I held the eyeball aloft and rolled it between thumb and forefinger. “It’s really light. Feels a little rough,” I said, “Sorta like a malt ball.”
Sarah wrinkled her nose with distaste. “It was disgusting!” she said. “Throw it in the trash!”
I dropped SpongeBob’s eyeball in the nearest trash receptacle, and we continued our circuit of the lake. Sarah returned to the task of nibbling on the now-sightless SpongeBob treat. Maddie continued to scoop the blue whatever-it-was from her conical cup.
Soon, Maddie reached the bottom of the cup.
“Hey!” she cried, “There’s something down there!” She probed into the cup with her spoon.
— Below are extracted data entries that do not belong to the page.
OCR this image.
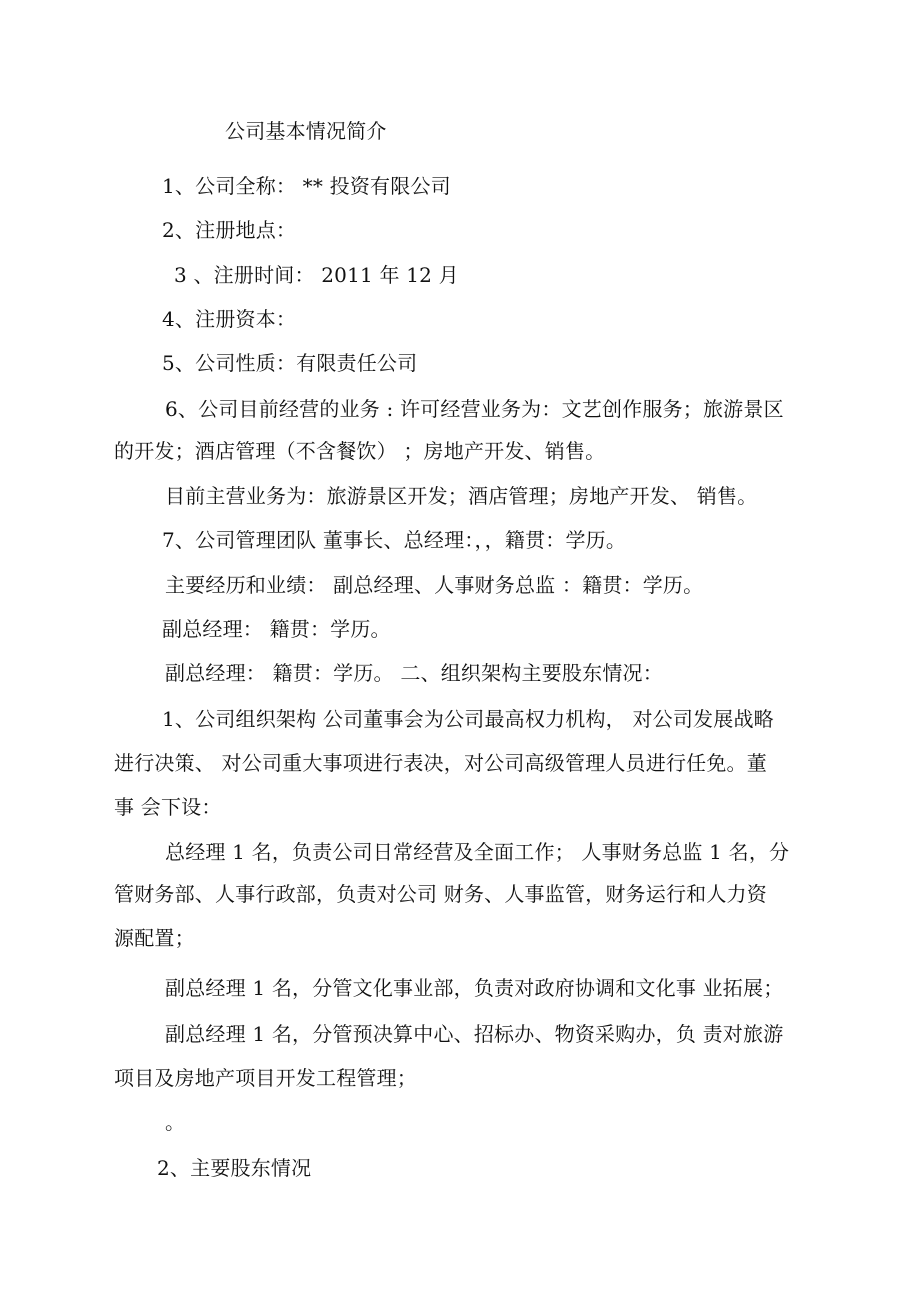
公司基本情况简介
1、公司全称： ** 投资有限公司
2、注册地点：
3 、注册时间： 2011 年 12 月
4、注册资本：
5、公司性质：有限责任公司
6、公司目前经营的业务 : 许可经营业务为：文艺创作服务；旅游景区
的开发；酒店管理（不含餐饮） ；房地产开发、销售。
目前主营业务为：旅游景区开发；酒店管理；房地产开发、 销售。
7、公司管理团队 董事长、总经理：，，籍贯：学历。
主要经历和业绩： 副总经理、人事财务总监 ：籍贯：学历。
副总经理： 籍贯：学历。
副总经理： 籍贯：学历。 二、组织架构主要股东情况：
1、公司组织架构 公司董事会为公司最高权力机构， 对公司发展战略
进行决策、 对公司重大事项进行表决，对公司高级管理人员进行任免。董
事 会下设：
总经理 1 名，负责公司日常经营及全面工作； 人事财务总监 1 名，分
管财务部、人事行政部，负责对公司 财务、人事监管，财务运行和人力资
源配置；
副总经理 1 名，分管文化事业部，负责对政府协调和文化事 业拓展；
副总经理 1 名，分管预决算中心、招标办、物资采购办，负 责对旅游
项目及房地产项目开发工程管理；
。
2、主要股东情况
“It’s a gumball!” she announced. “They froze a gumball in here as a prize!”
She fished the gumball from the cup and held it up. “Sarah, I’ll bet SpongeBob’s eyeballs were gumballs, too! I think you threw away two perfectly good pieces of bubblegum!”
“Oh, man!” Sarah moaned.
She yanked at my arm. “Rocky, on the way home, can we go to Target and get some bubblegum from the machine?”
I gave her my generic reply to such requests: “We’ll see.”
Our stroll around the lake continued. The treats were history. Sarah was reduced to gnawing on SpongeBob’s wooden stick, Maddie on her tiny wooden spoon.
“Well,” said Maddie, “I guess we won’t be stopping for yogurt now.”
“Hey, Maddie,” I said, “Did you know your tongue is blue?”
“Is not.”
“Is so. Stick out your tongue. I’ll take a picture and prove it.”
I’d have thrown frozen gumballs away, too. I used to—and still do—love eating things to turn my mouth different colors.
Hey, who doesn’t?
Soooo cute!
I wonder what the fish had to think about Sponge Bob’s eyeball.
Imagine the sugar rush if a fish ate it.